Dunia terhenyak oleh teror di Paris yang merenggut 129 nyawa dan ratusan korban terluka. Media sosial diriuhkan dengan ucapan belasungkawa, sekalipun ada pula para pendukung Daulah Islamiyah atau the Islamic State (dulu ISIS) yang menyerukan kemenangan. Lewat situs resminya, ISIS mengaku sebagai dalang dari aksi biadab tersebut.
Beberapa pengamat terorisme turut bicara terkait teror di Paris 13 November kemarin. Mereka menyatakan adanya indikasi balas dendam dari kelompok ekstrimis ISIS kepada pemerintah Perancis akibat penyerangan dan pengeboman terhadap markas-markas ISIS. Seperti diketahui, Perancis adalah sekutu AS dan Inggris yang terus-menerus melancarkan serangan terhadap ISIS. Perancis juga seolah-olah tampil sebagai leader selama AS ditimpa krisis ekonomi.
Sehubungan dengan teror, Bashar al-Assad mengkritisi pemerintah Perancis karena mendukung pemberontak untuk melawan rezimnya. Senada dengan Assad, ISIS mengancam kebijakan luar negeri Perancis.
Let France and those who walk in its path know that they will remain on the top of the list of targets of the Islamic State, and that the smell of death will never leave their noses as long as they lead the convoy of the Crusader campaign, and dare to curse our Prophet, Allah’s peace and blessings be upon him, and are proud of fighting Islam in France and striking the Muslims in the land of the Caliphate with their planes, which did not help them at all in the streets of Paris and its rotten alleys. (Sumber: ISIS, diterjemahkan oleh SITE)
Banyak tuduhan yang tendensius dengan mengatakan bahwa teror di Paris disebabkan oleh teroris yang dilatih, dipersenjatai, dan didanai oleh pemerintah AS dan sekutunya. Mereka menuduh pemerintah Perancis ikut andil membiakkan para teroris untuk menumbangkan Bassar al-Assad. Memang, apa yang sudah Assad perbuat kepada rakyatnya, sehingga timbul pemberontakan?

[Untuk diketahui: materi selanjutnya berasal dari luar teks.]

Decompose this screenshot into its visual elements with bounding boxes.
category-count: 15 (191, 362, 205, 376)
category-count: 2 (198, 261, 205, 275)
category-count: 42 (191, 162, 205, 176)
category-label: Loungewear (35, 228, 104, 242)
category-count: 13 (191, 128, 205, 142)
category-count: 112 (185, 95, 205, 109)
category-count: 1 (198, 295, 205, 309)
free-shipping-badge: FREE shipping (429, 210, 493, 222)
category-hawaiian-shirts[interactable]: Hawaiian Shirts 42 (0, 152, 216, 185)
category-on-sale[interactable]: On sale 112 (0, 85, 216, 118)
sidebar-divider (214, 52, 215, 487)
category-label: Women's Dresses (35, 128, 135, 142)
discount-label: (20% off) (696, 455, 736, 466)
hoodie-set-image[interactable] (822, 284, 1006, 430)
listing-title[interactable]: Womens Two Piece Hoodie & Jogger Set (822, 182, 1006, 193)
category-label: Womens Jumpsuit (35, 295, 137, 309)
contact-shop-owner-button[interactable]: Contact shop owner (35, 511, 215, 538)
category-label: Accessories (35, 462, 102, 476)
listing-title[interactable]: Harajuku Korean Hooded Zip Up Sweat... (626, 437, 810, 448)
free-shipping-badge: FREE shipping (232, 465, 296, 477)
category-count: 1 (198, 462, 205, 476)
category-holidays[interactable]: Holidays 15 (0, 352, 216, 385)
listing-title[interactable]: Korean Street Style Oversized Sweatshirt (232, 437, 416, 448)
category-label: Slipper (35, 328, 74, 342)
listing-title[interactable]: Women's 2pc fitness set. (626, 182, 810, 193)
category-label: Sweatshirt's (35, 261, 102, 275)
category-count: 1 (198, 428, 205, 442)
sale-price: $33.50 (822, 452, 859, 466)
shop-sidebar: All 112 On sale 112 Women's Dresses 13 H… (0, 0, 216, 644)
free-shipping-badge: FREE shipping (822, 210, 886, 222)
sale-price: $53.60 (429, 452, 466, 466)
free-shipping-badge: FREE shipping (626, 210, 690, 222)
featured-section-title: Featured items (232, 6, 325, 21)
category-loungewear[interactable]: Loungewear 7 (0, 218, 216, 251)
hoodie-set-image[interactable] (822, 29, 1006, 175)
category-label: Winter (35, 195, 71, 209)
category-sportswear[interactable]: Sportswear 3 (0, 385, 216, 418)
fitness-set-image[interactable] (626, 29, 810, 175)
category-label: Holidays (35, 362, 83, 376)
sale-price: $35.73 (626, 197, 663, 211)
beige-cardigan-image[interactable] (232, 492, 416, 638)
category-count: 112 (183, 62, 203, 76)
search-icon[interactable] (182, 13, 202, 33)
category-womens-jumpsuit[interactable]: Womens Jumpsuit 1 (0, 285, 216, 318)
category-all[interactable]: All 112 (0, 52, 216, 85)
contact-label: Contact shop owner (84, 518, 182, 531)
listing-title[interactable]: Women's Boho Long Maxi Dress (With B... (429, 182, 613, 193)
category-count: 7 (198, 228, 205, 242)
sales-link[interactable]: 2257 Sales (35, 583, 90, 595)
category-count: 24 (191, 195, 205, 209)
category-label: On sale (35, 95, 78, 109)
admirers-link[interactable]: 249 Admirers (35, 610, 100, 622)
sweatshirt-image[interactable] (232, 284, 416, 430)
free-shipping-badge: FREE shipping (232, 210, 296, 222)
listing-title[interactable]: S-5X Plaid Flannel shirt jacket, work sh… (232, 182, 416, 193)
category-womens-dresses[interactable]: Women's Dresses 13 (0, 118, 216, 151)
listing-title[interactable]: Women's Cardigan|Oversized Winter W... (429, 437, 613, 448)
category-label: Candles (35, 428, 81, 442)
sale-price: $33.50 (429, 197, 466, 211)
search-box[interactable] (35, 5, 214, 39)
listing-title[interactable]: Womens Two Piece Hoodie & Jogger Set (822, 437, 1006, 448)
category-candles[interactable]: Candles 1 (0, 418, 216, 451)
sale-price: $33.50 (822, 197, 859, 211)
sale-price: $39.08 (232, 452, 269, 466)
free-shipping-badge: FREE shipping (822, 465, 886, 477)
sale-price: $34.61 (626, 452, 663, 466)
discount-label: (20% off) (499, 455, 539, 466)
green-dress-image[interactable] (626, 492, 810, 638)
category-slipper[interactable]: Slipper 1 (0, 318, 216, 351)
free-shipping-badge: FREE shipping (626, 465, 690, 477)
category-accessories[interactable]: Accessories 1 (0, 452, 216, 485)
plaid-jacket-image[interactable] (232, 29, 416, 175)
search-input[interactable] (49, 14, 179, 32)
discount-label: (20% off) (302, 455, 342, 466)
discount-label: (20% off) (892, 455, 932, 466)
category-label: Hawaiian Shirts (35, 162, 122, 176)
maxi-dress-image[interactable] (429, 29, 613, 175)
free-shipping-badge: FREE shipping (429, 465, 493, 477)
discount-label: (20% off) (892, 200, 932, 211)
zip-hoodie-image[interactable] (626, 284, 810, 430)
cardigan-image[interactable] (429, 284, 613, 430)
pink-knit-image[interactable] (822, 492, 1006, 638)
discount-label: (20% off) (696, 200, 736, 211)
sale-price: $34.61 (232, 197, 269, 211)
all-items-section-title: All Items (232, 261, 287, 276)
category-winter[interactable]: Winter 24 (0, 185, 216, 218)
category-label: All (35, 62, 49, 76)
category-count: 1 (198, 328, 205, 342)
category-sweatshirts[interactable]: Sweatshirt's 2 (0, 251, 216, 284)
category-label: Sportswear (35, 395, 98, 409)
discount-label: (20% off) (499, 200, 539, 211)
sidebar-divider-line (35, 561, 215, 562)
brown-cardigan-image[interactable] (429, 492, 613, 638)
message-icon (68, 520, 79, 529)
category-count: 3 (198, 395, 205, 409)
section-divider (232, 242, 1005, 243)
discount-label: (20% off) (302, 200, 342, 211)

Bahwa ada keterlibatan AS dan sekutunya dalam konflik di Suriah bukan merupakan penyebab utama adanya teror seperti di Paris atau lebih dari itu, lahirnya ISIS. Sejarah mencatat ratusan tahun pemberontakan silih-berganti di tanah Arab, sesama muslim bermusuhan, dan perebutan kekuasaan.
Ancaman dari ISIS pasca teror juga tidak menyebutkan Suriah, melainkan pernyataan yang bersifat umum – ‘in the land of the Caliphate’. Faktanya, Perancis tidak saja menyerang ISIS, pemerintahnya mengeluarkan kebijakan untuk menggempur Boko Haram di Nigeria dan Al-Qaeda di Mali.
Bukan faktor tunggal yang menyebabkan Paris diteror. Diskusi yang berabad-abad menyibak tabir sejarah masyarakat muslim di Arab melalui pertanyaan – bagaimana sistem demokrasi dan liberalisme dapat bersanding dengan fundamentalisme religius yang tidak liberal? Tengok tragedi Charlie Hebdo atau kasus Ahmadiyah, misalnya.
Edward Snowden dan Dokumen NSA
Lagi-lagi tokoh fenomenal Edward Snowden disebut-sebut membocorkan dokumen NSA tentang keterlibatan sekutu AS untuk membentuk dan mendanai ISIS. Kabar ini adalah hoax yang bersumber dari media Farsnews di Iran, lalu disebarluaskan ke media-media online. Dua artikel saya sudah mengulasnya setahun kemarin. Alamat URL berita itu masih bisa dikunjungi, tetapi isinya dihapus. Tampak bagaimana redaksi Farsnews dengan sengaja berusaha untuk menghilangkan jejak. Untung saja halaman berita itu tersimpan di Archieve.is.
Selain itu, Snowden tidak pernah mengucapkan secara eksplisit adanya dokumen NSA tentang keterlibatan sekutu AS untuk membentuk dan mendanai ISIS. Ia tidak pernah pula menyebarkan dokumen tentang itu. The Intersept, media yang membocorkan dokumen-dokumen dari Snowden, tidak memuatnya.